Il “Green Deal” pone al centro dell’azione di policy dell’UE l’obiettivo della neutralità climatica nel 2050. A latere vengono anche fissati i seguenti obiettivi (da raggiungere nel 2030), rafforzati, rispetto alle proposte iniziali, dagli accordi raggiunti nel corso del più recente Consiglio Europeo del 10 e 11 Dicembre 2020:
• una riduzione netta dell’emissione di gas ad effetto serra (in tutti gli Stati Membri) pari almeno al 55% rispetto ai livelli del 1990;
• la produzione di almeno il 32% dell’energia da fonti rinnovabili;
• un miglioramento dell’efficienza energetica pari almeno al 32,5%.
Il Consiglio Europeo del 10-11 Dicembre 2020 ha parimenti richiesto che tali obiettivi siano inseriti nella “legge sul clima” e che questa venga approvata al più presto (sulla “legge sul clima” si veda la Comunicazione della Commissione COM(2020) 80 del 4 Marzo 2020).
[5] Il “semestre europeo” è il processo di controllo multilaterale delle politiche degli Stati Membri e delle condizioni di stabilità delle loro finanze pubbliche. Esso nella sua forma attuale è stato varato nel 2010, ma di fatto la sua definizione risale alla seconda metà degli anni Novanta, quando in vista dell’introduzione dell’Euro, vennero decisamente rafforzati i meccanismi di coordinamento delle politiche degli Stati Membri. Non a caso, i riferimenti giuridici del “semestre” continuano ad essere:
• gli articoli 120 e 121 del Trattato sul Funzionamento dell’UE;
• il Reg. (CE) 1997/1466.
Il “semestre europeo” è finalizzato, in primo luogo, a migliorare il coordinamento delle politiche economiche e a garantire un ambiente macroeconomico stabile.

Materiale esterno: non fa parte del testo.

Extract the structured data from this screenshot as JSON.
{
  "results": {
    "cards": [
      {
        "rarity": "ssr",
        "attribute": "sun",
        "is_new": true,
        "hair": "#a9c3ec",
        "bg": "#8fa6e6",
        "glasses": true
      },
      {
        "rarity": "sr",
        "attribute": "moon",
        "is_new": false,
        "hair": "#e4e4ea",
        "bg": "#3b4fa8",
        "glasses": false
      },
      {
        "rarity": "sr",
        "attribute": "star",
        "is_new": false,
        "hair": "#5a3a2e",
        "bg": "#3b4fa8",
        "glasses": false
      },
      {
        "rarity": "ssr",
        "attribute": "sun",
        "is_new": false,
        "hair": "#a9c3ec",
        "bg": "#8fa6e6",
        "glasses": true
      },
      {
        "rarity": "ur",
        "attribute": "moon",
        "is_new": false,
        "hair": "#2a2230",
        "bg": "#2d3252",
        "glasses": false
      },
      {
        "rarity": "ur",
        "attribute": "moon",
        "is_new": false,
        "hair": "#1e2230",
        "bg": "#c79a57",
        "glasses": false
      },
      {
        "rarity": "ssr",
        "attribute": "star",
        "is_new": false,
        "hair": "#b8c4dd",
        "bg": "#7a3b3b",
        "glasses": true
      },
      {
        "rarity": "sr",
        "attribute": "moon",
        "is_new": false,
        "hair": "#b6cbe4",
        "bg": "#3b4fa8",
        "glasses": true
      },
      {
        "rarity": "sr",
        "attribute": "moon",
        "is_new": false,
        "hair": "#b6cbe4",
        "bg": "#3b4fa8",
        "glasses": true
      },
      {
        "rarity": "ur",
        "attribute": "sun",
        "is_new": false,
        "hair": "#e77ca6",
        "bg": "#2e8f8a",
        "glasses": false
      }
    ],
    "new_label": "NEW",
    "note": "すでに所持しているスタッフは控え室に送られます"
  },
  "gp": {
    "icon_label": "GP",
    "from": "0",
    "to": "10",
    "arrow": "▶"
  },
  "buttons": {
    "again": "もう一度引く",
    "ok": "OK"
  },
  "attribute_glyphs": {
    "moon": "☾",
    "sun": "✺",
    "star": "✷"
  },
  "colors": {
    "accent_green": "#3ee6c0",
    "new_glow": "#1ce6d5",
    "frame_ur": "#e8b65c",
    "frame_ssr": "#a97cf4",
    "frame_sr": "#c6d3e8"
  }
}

Le innovazioni del 2010 sono particolarmente rilevanti, in quanto trasformano quello che era un monitoraggio a posteriori delle politiche nazionali in un autentico controllo ex ante.
Come si legge in diversi documenti ufficiali delle Istituzioni dell’UE «il semestre europeo fornisce il quadro per il costante coordinamento delle politiche economiche e dell’occupazione nell’Unione». Si veda il dossier del Servizio Studi del Senato “Il Semestre europeo in Senato: procedure e prassi” (2019).
[6] Cfr. BUTI M., MESSORI M. (2020), Next Generation EU: una guida ragionata; LUISS SEP, Policy Brief 29/2020.